Stream: git-wasmtime

Topic: wasmtime / issue #13386 Optimize `array.fill` with more l...


view this post on Zulip Wasmtime GitHub notifications bot (May 15 2026 at 16:58):

alexcrichton edited issue #13386:

In https://github.com/bytecodealliance/wasmtime/pull/13382 I'm applying an optimization where array.fill for i8-element arrays to be optimized to a memset on the host. This is relatively easy to do because memory.fill already has the infrastructure for this on the host and array.fill is just reusing it. The intended benefit of this is that we get to use the host's vectorized routines for array.fill as opposed to a per-byte-loop within CLIF. This benefit, however, is also theoretically applicable for elements of other sizes (e.g. all the way up to 128-bits). Implementing this, however, would require new libcalls on the host, for example memory.fill{16,32,64,128}.

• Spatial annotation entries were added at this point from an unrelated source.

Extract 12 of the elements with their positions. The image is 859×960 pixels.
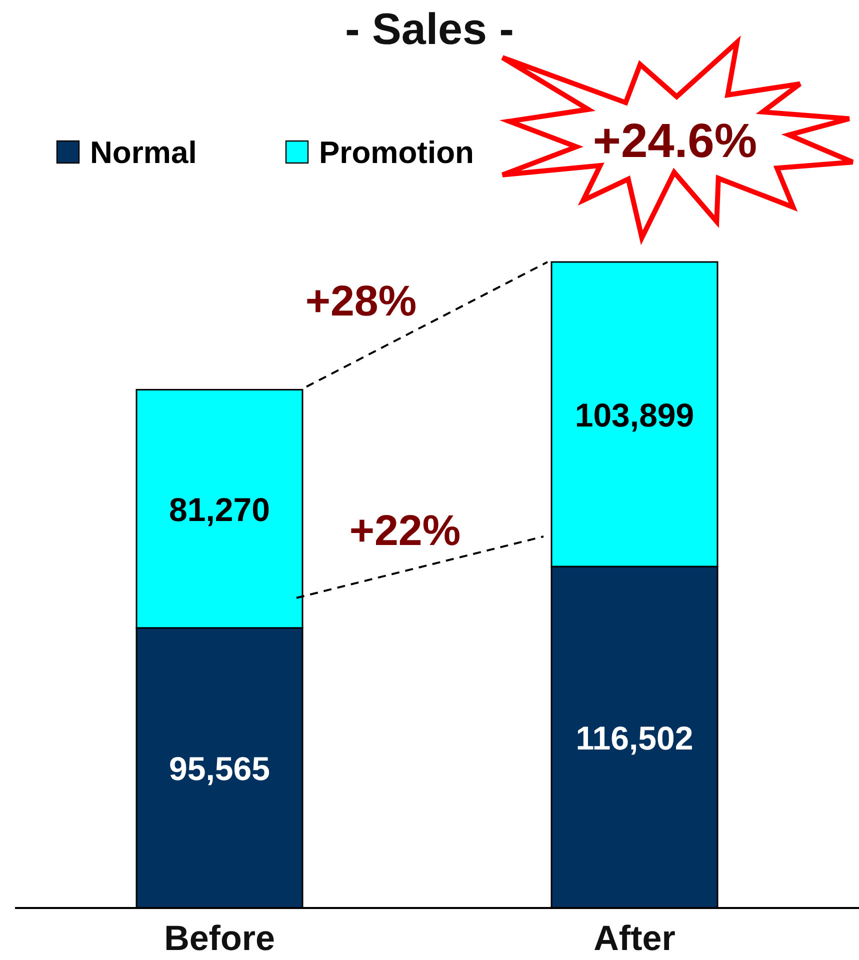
x-tick-label: After: [594, 919, 676, 958]
text: +24.6%: [592, 115, 758, 168]
x-tick-label: Before: [164, 919, 275, 958]
chart-title: - Sales -: [345, 5, 514, 54]
data-label: 95,565: [169, 750, 270, 787]
data-label: 103,899: [574, 396, 694, 434]
data-label: 81,270: [169, 490, 270, 528]
annotation: +28%: [305, 277, 417, 326]
annotation: +22%: [349, 507, 461, 556]
data-label: 116,502: [576, 719, 694, 756]
legend-label: Normal: [90, 135, 197, 170]
legend-label: Promotion: [319, 135, 474, 170]
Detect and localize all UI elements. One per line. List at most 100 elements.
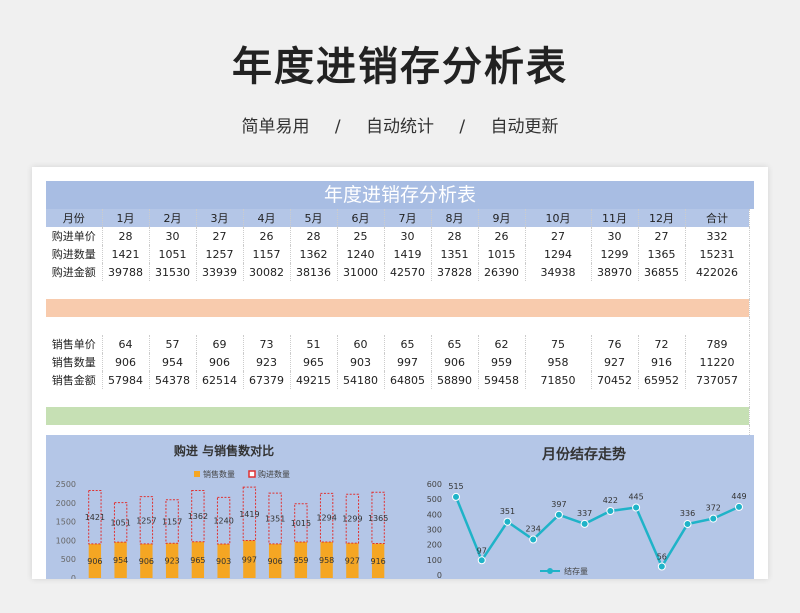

This is doable without too too much effort, but this was left out of #13382 because it's not clear whether this is worth it. It'd likely be useful to investigate sibling peer compilers to see what they do in the face of array.fill or similar for larger-than-8-bit-types.

view this post on Zulip Wasmtime GitHub notifications bot (May 15 2026 at 16:59):

alexcrichton commented on issue #13386:

I ended up doing a bit more work on https://github.com/bytecodealliance/wasmtime/pull/13382 for some more optimizations here. Specifically during array.fill, and array.new_default which uses the same internals, in addition to handling i8 arrays there's a check to see if the initialization value is a constant, and if that constant is a memset-able constant. For example i64.const 0 is a memset-able constant, as well as i64.const -1, but i64.const 1 is not. That enables more usage of memset, notably with array.new_default, which I think is going to be important.